On Wed, Jun 30, 2010 at 10:14:52PM +1000, Nick Piggin wrote:
> On Wed, Jun 30, 2010 at 08:13:54PM +1000, Dave Chinner wrote:
> > On Thu, Jun 24, 2010 at 01:03:04PM +1000, [email protected] wrote:
> > > Problem with inode reclaim is that it puts inodes into I_FREEING state
> > > and then continues to gather more, during which it may iput,
> > > invalidate_mapping_pages, be preempted, etc. Holding these inodes in
> > > I_FREEING can cause pauses.
> >
> > What sort of pauses? I can't see how holding a few inodes in
> > I_FREEING state would cause any serious sort of holdoff...
>
> Well if the inode is accessed again, it has to wait for potentially
> hundreds of inodes to be found from the LRU, pagecache invalidated,
> and destroyed.

So it's a theoretical concern you have, not something that's
actually been demonstrated as a problem?

As it is, If the inode is accessed immediately after teardown has
started, then we failed to hold on to the inode at a higher level
for long enough. Changing the I_FREEING behaviour is trying to
address the issue at the wrong level...

Cheers,

Dave.
--
Dave Chinner
[email protected]

2010-07-01 08:06:35

by Nick Piggin

[permalink] [raw]

Subject: Re: [patch 52/52] fs: icache less I_FREEING time

On Thu, Jul 01, 2010 at 01:33:42PM +1000, Dave Chinner wrote:
> On Wed, Jun 30, 2010 at 10:14:52PM +1000, Nick Piggin wrote:
> > On Wed, Jun 30, 2010 at 08:13:54PM +1000, Dave Chinner wrote:
> > > On Thu, Jun 24, 2010 at 01:03:04PM +1000, [email protected] wrote:
> > > > Problem with inode reclaim is that it puts inodes into I_FREEING state
> > > > and then continues to gather more, during which it may iput,
> > > > invalidate_mapping_pages, be preempted, etc. Holding these inodes in
> > > > I_FREEING can cause pauses.
> > >
> > > What sort of pauses? I can't see how holding a few inodes in
> > > I_FREEING state would cause any serious sort of holdoff...
> >
> > Well if the inode is accessed again, it has to wait for potentially
> > hundreds of inodes to be found from the LRU, pagecache invalidated,
> > and destroyed.
>
> So it's a theoretical concern you have, not something that's
> actually been demonstrated as a problem?

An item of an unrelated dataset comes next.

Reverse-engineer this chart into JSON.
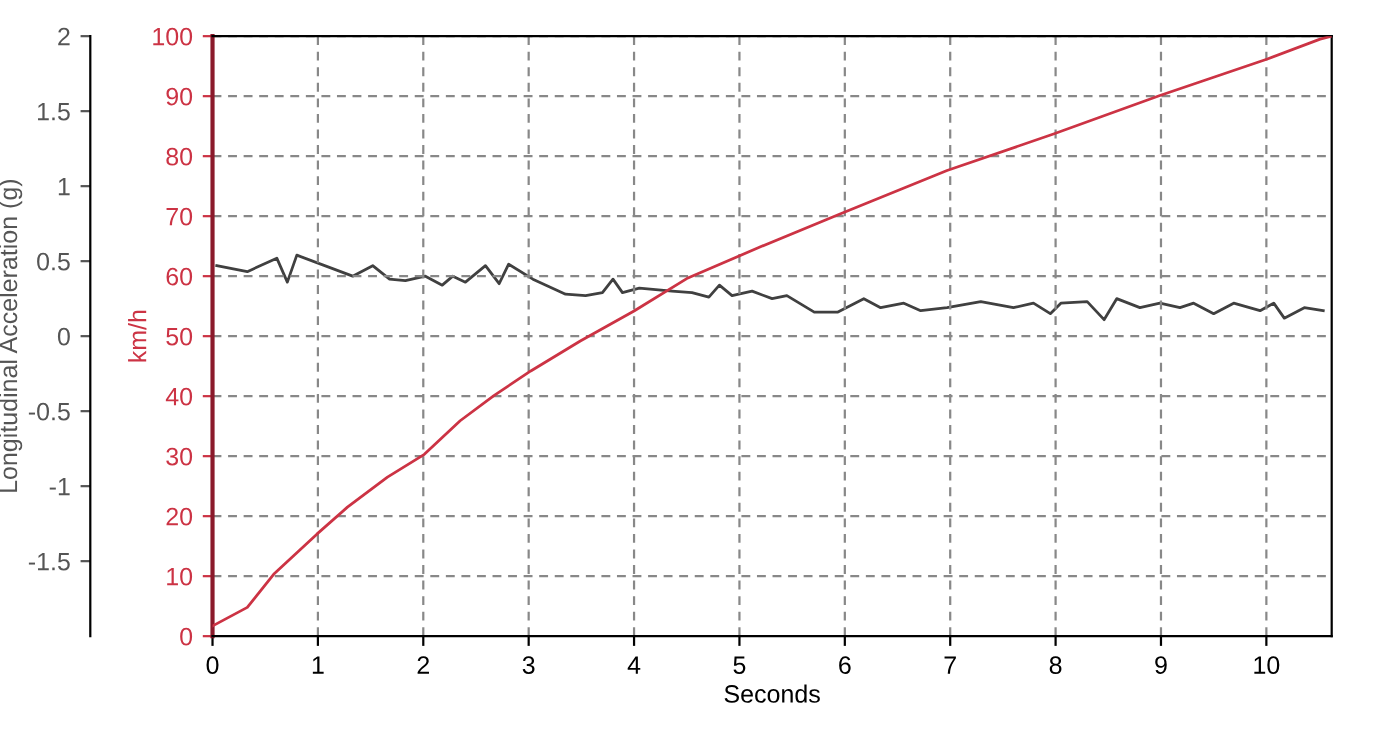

Yes it causes holdoffs. I actually started visibly seeing the problem
badly in my parallel git diff workload as I started experimenting with
increasing batch size.

But even smaller batches could have a problem if the wrong inode is hit.
I didn't add instrumentation in there, but I just didn't see such a
benefit from batching after the lock breakups, so I prefer to go the
other way and add back batching and its downsides IF that proves to be
an improvement.

Is this of any consequence for the filesystem?

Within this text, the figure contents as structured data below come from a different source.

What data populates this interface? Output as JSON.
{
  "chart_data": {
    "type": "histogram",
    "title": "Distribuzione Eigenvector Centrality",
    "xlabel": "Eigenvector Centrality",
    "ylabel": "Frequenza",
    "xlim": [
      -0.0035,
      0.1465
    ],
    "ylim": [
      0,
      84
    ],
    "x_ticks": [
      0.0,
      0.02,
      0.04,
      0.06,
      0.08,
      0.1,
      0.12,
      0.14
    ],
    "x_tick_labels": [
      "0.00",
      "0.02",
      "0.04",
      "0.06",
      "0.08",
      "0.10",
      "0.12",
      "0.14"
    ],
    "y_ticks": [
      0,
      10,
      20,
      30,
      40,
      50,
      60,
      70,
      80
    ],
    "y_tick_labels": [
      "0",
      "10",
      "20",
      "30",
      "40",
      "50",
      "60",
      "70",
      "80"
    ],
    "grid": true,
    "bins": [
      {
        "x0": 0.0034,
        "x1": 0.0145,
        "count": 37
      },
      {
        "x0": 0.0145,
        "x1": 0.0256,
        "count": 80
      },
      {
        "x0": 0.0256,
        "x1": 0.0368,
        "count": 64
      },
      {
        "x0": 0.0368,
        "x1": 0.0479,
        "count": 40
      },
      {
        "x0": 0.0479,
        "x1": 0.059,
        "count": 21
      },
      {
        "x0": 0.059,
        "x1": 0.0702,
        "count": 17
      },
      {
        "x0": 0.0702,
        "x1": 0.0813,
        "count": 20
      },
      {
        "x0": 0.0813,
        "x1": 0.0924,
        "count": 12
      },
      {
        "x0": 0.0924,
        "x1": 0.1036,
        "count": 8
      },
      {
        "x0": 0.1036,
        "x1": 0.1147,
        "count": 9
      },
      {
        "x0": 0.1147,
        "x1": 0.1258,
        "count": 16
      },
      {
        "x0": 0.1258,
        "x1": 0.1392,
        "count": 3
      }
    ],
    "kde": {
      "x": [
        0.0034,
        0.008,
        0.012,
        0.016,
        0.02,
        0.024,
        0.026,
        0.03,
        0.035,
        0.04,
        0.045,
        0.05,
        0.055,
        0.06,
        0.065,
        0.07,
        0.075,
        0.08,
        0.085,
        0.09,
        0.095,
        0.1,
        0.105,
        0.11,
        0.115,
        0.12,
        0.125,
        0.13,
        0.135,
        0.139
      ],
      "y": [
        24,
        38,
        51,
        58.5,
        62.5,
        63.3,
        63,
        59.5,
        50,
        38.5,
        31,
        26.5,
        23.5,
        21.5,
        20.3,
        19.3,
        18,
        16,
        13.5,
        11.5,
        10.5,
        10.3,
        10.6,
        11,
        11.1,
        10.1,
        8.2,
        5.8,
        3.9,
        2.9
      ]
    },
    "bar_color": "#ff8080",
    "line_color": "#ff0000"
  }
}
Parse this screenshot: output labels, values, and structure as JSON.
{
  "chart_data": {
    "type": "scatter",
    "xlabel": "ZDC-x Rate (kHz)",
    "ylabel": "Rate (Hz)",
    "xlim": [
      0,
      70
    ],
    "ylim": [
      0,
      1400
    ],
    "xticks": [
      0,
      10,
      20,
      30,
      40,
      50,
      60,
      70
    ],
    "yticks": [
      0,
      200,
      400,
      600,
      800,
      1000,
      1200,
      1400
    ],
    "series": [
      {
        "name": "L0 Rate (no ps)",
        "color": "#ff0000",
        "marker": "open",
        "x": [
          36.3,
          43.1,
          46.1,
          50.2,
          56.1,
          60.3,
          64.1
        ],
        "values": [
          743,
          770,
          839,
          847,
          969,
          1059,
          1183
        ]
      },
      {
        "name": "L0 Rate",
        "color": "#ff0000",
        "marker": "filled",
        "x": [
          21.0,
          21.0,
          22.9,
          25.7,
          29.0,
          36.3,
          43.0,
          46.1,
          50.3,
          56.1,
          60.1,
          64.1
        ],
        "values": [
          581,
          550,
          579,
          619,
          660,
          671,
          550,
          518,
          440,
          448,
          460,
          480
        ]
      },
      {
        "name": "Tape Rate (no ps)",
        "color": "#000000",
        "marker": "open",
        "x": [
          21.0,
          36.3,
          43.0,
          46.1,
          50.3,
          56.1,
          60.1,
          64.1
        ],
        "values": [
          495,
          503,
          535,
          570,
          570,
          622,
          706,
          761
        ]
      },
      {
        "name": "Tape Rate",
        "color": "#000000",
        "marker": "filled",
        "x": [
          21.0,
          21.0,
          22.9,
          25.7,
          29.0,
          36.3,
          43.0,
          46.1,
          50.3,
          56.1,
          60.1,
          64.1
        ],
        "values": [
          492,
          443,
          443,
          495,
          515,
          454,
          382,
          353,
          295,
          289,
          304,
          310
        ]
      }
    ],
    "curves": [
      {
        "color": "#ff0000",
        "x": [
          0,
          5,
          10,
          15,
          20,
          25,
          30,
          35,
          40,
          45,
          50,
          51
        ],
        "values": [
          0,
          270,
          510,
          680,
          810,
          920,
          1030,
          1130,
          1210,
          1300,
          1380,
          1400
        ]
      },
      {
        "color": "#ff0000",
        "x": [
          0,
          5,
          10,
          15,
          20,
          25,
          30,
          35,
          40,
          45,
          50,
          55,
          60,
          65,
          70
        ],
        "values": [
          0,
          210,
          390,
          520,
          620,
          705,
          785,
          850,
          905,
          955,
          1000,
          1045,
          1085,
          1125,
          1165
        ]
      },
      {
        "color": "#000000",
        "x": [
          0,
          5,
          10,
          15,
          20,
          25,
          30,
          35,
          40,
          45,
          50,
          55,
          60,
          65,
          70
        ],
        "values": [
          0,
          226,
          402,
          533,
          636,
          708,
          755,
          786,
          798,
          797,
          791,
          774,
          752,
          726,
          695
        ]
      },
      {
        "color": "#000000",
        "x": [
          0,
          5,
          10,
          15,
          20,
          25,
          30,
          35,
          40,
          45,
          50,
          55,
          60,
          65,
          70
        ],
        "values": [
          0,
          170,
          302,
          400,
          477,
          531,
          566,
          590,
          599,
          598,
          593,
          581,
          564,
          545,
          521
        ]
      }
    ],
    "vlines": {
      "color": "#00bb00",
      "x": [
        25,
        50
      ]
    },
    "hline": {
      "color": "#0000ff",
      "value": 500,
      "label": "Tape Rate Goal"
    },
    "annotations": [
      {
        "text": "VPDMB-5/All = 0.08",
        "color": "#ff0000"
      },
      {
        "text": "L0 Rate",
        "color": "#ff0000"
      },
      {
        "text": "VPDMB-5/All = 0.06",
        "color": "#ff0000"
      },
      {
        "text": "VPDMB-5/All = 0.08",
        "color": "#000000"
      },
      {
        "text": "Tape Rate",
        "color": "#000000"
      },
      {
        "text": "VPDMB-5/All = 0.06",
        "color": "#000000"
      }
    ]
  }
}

> As it is, If the inode is accessed immediately after teardown has
> started, then we failed to hold on to the inode at a higher level
> for long enough.

Or simply didn't anticpate userspace access pattern.

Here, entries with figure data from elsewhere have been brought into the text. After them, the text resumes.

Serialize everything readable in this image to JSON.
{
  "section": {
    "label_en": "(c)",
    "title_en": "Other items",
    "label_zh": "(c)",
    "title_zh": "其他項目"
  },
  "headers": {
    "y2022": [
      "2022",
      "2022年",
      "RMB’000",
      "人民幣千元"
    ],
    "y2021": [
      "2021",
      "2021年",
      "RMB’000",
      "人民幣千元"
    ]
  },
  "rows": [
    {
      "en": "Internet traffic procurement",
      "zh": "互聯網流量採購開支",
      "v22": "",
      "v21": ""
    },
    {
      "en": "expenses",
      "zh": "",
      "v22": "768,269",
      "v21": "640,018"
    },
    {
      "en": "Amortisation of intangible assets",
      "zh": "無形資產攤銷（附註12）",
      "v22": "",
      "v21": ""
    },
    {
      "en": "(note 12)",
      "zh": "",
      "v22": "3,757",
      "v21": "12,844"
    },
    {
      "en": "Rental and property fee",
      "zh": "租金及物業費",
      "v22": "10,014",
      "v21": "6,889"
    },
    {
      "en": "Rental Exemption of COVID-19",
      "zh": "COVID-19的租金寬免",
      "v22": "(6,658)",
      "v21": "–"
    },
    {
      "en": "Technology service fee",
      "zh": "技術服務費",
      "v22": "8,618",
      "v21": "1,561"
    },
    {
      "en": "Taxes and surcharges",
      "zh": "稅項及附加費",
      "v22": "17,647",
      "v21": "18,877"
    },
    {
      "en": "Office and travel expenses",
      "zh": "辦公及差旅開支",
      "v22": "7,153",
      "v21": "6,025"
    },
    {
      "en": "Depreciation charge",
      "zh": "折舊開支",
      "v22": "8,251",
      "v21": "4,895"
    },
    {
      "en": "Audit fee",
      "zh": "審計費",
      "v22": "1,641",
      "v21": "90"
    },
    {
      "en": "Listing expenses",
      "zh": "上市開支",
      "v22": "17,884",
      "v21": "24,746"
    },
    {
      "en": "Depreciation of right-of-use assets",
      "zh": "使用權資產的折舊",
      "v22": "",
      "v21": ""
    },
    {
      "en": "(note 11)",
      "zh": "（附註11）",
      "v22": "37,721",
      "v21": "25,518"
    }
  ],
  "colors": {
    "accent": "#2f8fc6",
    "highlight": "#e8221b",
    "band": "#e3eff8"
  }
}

> Changing the I_FREEING behaviour is trying to
> address the issue at the wrong level...

Reclaim should of course be as good as possible. But it is inherntly
going to have problems. You need to design everything around reclaim
thinking about the possibility that it will go wrong. Because it will,
in unreproducable ways, on a customer's machine.